Maggie and John are not alone in their attempts to rescue raptors; a dozen or more volunteers from this area regularly offer help of various kinds. Rabbit breeders at the Central States Fair, for example, often donate unsold rabbits to BHRC for raptor food. One woman was so horrified at the idea that she bought several rabbits to save their lives– until Maggie explained the raptors’ need. Now that the woman understands the importance of feeding the birds and the convenience of using unwanted rabbits, she contributes to the BHRC in several ways.
No central clearinghouse for information on wildlife rescuers exists, but the National Wildlife Rehabilitators Association (http://www.nwrawildlife.org/) estimates that 75% of the hundreds of thousands of animals cared for are affected, almost always negatively, by human activities.

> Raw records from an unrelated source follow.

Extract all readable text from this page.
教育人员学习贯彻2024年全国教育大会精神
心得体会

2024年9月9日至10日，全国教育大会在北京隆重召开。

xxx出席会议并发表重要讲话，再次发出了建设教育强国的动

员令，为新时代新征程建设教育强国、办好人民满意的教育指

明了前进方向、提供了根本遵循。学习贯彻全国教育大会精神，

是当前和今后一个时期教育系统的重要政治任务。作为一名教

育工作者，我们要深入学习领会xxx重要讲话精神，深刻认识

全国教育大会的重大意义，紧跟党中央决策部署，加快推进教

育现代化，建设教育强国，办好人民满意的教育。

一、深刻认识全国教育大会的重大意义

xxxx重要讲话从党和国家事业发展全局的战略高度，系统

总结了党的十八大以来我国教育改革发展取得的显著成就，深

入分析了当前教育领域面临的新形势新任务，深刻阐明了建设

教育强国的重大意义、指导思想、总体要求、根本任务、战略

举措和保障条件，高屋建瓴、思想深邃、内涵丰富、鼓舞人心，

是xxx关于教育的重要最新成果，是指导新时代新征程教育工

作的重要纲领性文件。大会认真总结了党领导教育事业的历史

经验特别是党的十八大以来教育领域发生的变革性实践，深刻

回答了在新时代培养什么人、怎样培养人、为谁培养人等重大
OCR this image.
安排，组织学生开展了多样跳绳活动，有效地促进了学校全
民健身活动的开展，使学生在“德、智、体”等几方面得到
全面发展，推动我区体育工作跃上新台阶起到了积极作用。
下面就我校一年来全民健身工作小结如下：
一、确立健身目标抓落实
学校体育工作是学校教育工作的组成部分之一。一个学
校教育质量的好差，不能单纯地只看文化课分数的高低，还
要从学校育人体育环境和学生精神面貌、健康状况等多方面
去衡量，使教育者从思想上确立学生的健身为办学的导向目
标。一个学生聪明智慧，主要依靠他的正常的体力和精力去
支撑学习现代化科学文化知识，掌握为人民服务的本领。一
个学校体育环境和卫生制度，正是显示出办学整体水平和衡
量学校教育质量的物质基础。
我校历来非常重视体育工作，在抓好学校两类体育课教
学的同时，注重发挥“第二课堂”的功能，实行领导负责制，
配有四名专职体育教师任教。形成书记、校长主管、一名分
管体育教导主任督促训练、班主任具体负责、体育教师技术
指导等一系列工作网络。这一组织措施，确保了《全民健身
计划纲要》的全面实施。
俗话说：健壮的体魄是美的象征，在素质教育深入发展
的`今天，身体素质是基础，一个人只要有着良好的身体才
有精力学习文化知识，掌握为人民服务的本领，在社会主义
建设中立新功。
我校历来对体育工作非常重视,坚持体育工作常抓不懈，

The Black Hills Raptor Center will finally offer South Dakota citizens an opportunity to apologize for that human damage by helping individual birds of prey.
Linda M. Hasselstrom
Hermosa, South Dakota
I wrote this story in September, 2014, to help publicize the BHRC annual “Art on the Wing” fundraiser, held at the Dahl Arts Center in Rapid City. Artists have to “wing it” during the event, going from blank canvas to finished artwork in 90 minutes while an interested public watches over their shoulders. At day’s end, the new art was sold at auction to benefit BHRC’s capital campaign to build a permanent facility.
Besides Elise, the artists observed Phoenix the ferruginous hawk, Icarus the great horned owl, Hendrix the American kestrel, and two Eastern screech owls, Little Red Riding Hoot and Big Bad Wolf.
Artists who attended the 2014 event included: Jim Green, sculptor; Petty Detmers, sculptor; Bob York, western artist; Rae Schneider, colored pencil sketches; Terry McTighe, painter; Tommie Leenknecht, painter; DeDe Farrar, painter; Shaila Peterson, painter; Jackie Kreibel, painter; Mary Jo Marcy, mixed media; Jim Hatzell, sketches and Laine Golliher, sculptor.